The ripple effects of these cuts have been felt across Africa. In March, UNICEF warned that nearly 1.3 million children under five in conflict-affected northeastern Nigeria and Ethiopia’s Afar region could lose access to lifesaving treatment as funding vanished. By August, Save the Children reported that millions of malnourished children in Kenya, Somalia, South Sudan, and other countries were also at risk. The UN World Food Programme (WFP) echoed these alarms, noting that its funding from international donors was “drying up,” forcing reductions in food and nutrition assistance to hundreds of thousands in northeastern Nigeria alone. More than 150 WFP-supported nutrition clinics in the region faced closure.

While U.S.-funded food assistance to displaced people in Nigeria’s Borno state resumed by mid-September, aid workers told CNN that projects restarted at a much lower capacity. The U.S. State Department pointed to recent contributions—$93 million to help nearly one million malnourished children in 13 countries and $52 million to WFP for emergency food aid—as evidence of ongoing American generosity. “It is imperative to remember that the American taxpayer was never meant to bear the full burden of taking care of every person on Earth – whether that be with food, medicine, or otherwise. Despite this, America continues to be the most generous nation in the world,” a State Department spokesperson said.

But for families like Usman’s, these gestures feel like temporary reprieves. In July, her surviving twin was readmitted to a reopened nutrition program and began receiving critical care once more. Yet, the threat of further funding cuts looms large. Mercy Corps, the nonprofit implementing the program, was forced to close 42 projects earlier in 2025, affecting over 3.6 million people in crisis hotspots worldwide. “For some of these large-scale food aid programs or programs that we implement at scale in the hardest places around the world, it’s very hard to fill some of those gaps with private resources,” Margaret Schuler, chief impact officer at World Vision, told CNN. Her organization alone saw about $100 million in U.S. government funding vanish, impacting programs in more than 20 countries.

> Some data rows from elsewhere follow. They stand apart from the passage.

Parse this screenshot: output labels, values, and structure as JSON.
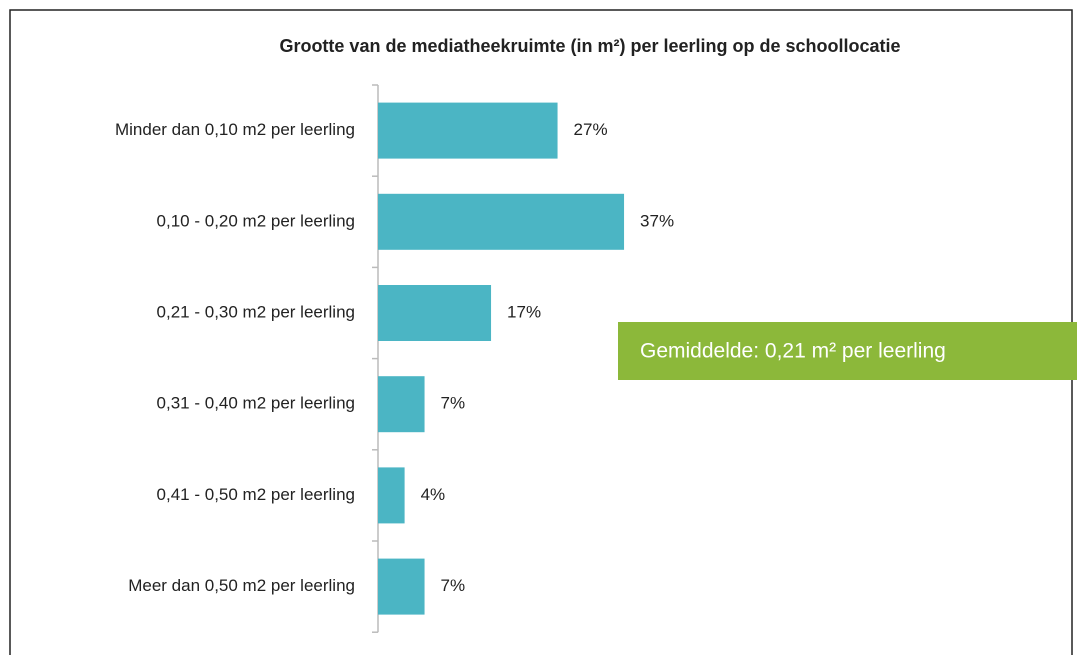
{
  "chart_data": {
    "type": "barh",
    "title": "Grootte van de mediatheekruimte (in m²) per leerling op de schoollocatie",
    "categories": [
      "Minder dan 0,10 m2 per leerling",
      "0,10 - 0,20 m2 per leerling",
      "0,21 - 0,30 m2 per leerling",
      "0,31 - 0,40 m2 per leerling",
      "0,41 - 0,50 m2 per leerling",
      "Meer dan 0,50 m2 per leerling"
    ],
    "values": [
      27,
      37,
      17,
      7,
      4,
      7
    ],
    "value_labels": [
      "27%",
      "37%",
      "17%",
      "7%",
      "4%",
      "7%"
    ],
    "color": "#4bb5c4",
    "annotation": "Gemiddelde: 0,21 m² per leerling",
    "annotation_color": "#8cb83a"
  }
}
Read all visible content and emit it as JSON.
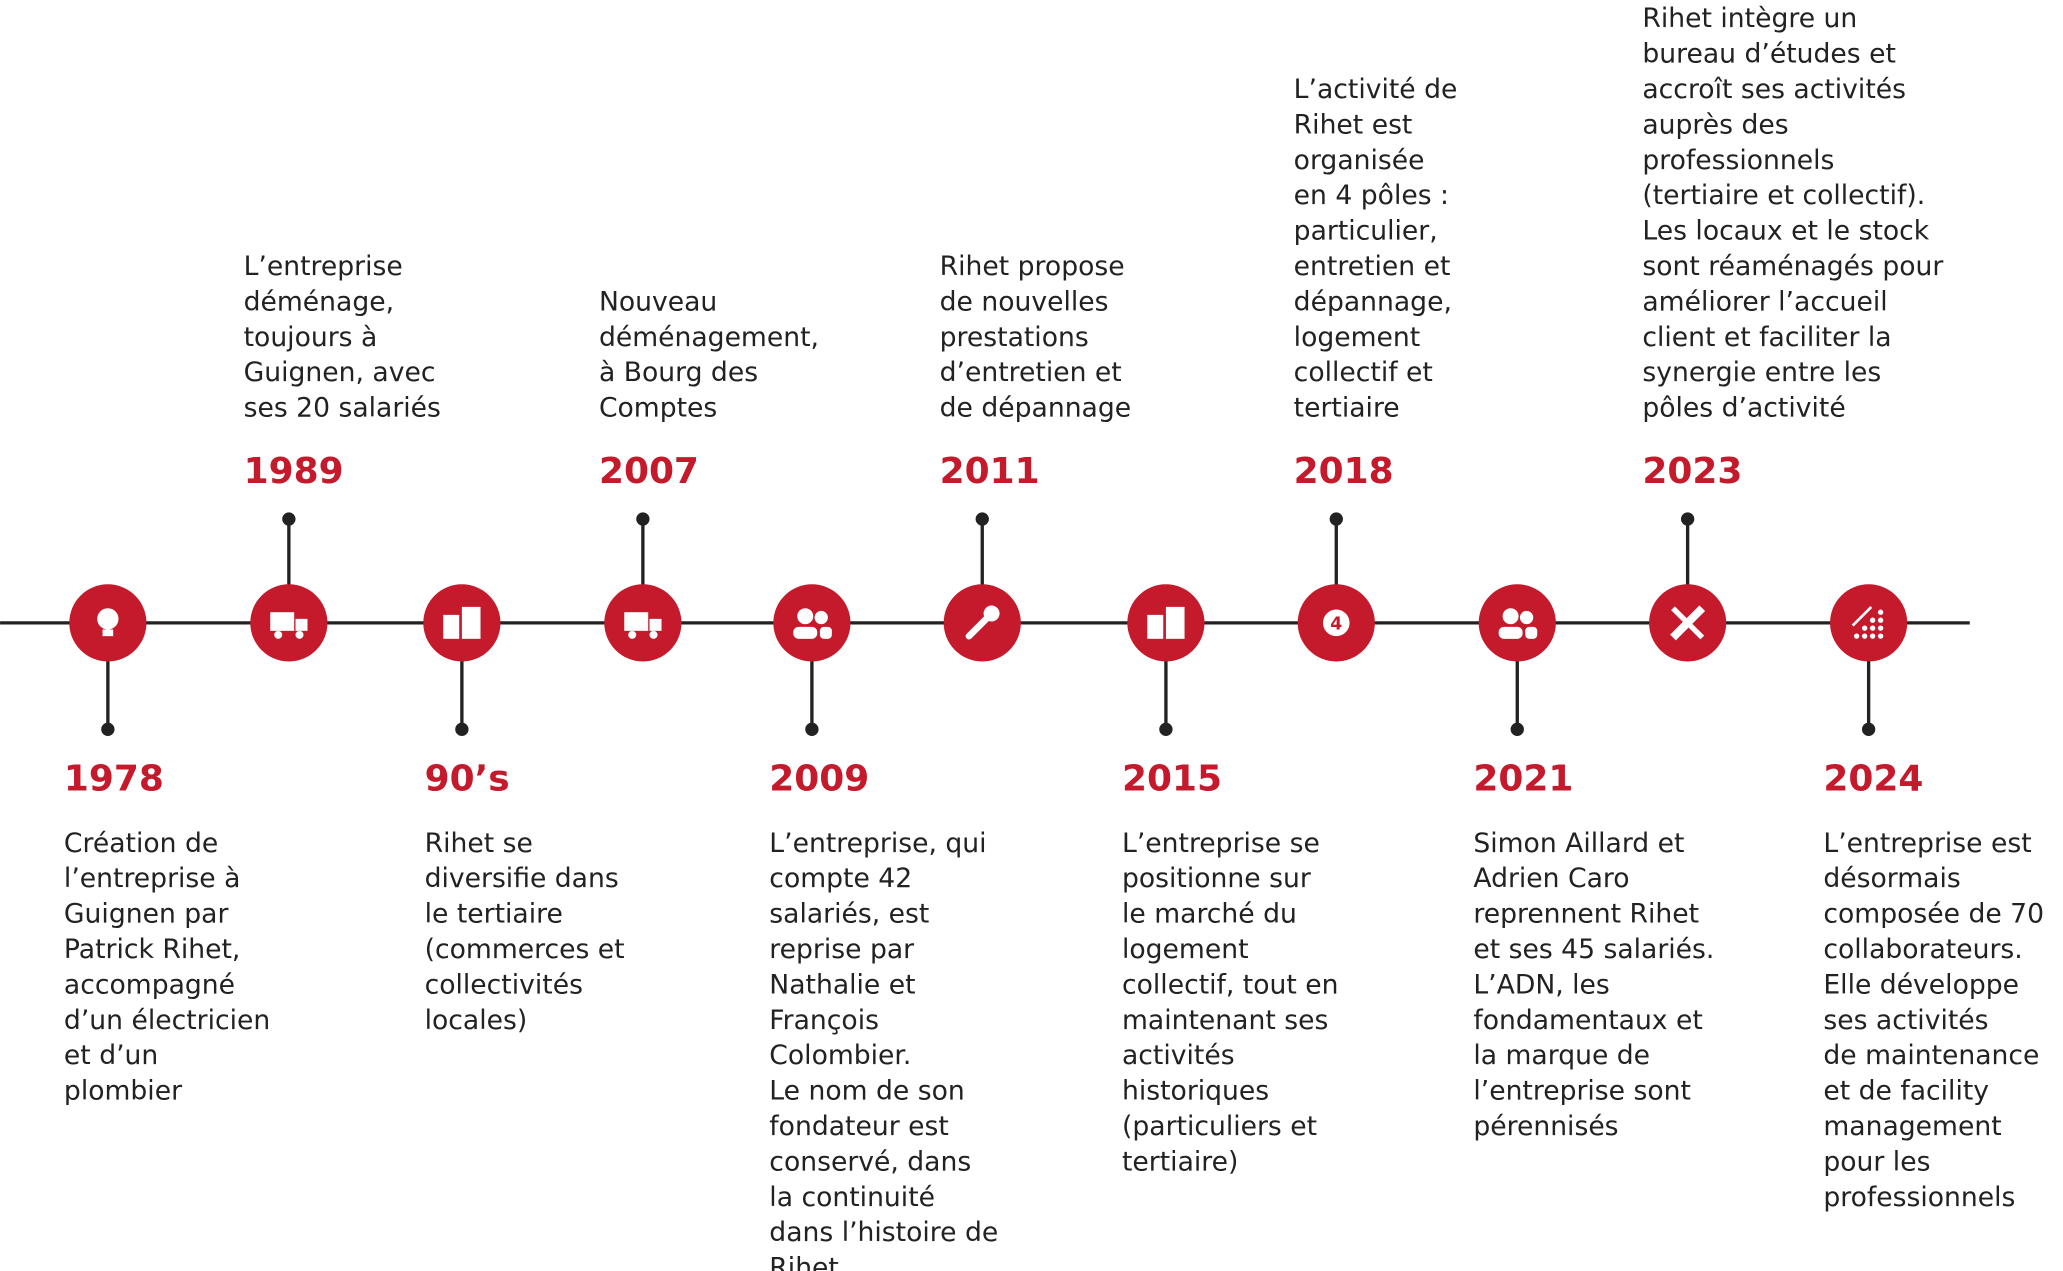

Meanwhile, the Trump administration has canceled over 80% of USAID programs and shifted foreign aid administration to the State Department, which critics say has not matched USAID’s legacy of targeted humanitarian work. The administration is also seeking to freeze another $4.9 billion in foreign aid approved by Congress in 2024, arguing that it no longer fits “America-first” priorities.

Globally, the stakes are staggering. The Integrated Food Security Phase Classification (IPC) estimates that 5.4 million children under five in Nigeria’s northeast and northwest suffer from acute malnutrition, with 1.8 million facing severe acute malnutrition. “Almost every month, we encounter stories like these,” said Hassan Abubakar Bukar, a nutrition counselor in Borno, describing the relentless toll of hunger on children. Experts cited by CNN estimate that hundreds of thousands of children may die worldwide in 2025 as a result of U.S. foreign aid cuts.

Despite these grim realities, U.S. foreign aid remains less than 1% of the federal budget, with $3.8 billion allocated to Africa last year. Advocates argue that such investments yield enormous returns—not just in lives saved, but in global progress against infectious diseases and poverty. “We really believe that foreign aid is a great investment for the US government in terms of the return it brings,” Schuler said.

The world, it seems, is watching as America recalibrates its role in the fight against hunger. For mothers like Yagana Usman, the question is heartbreakingly simple: will her surviving child—and millions like him—have enough to eat tomorrow?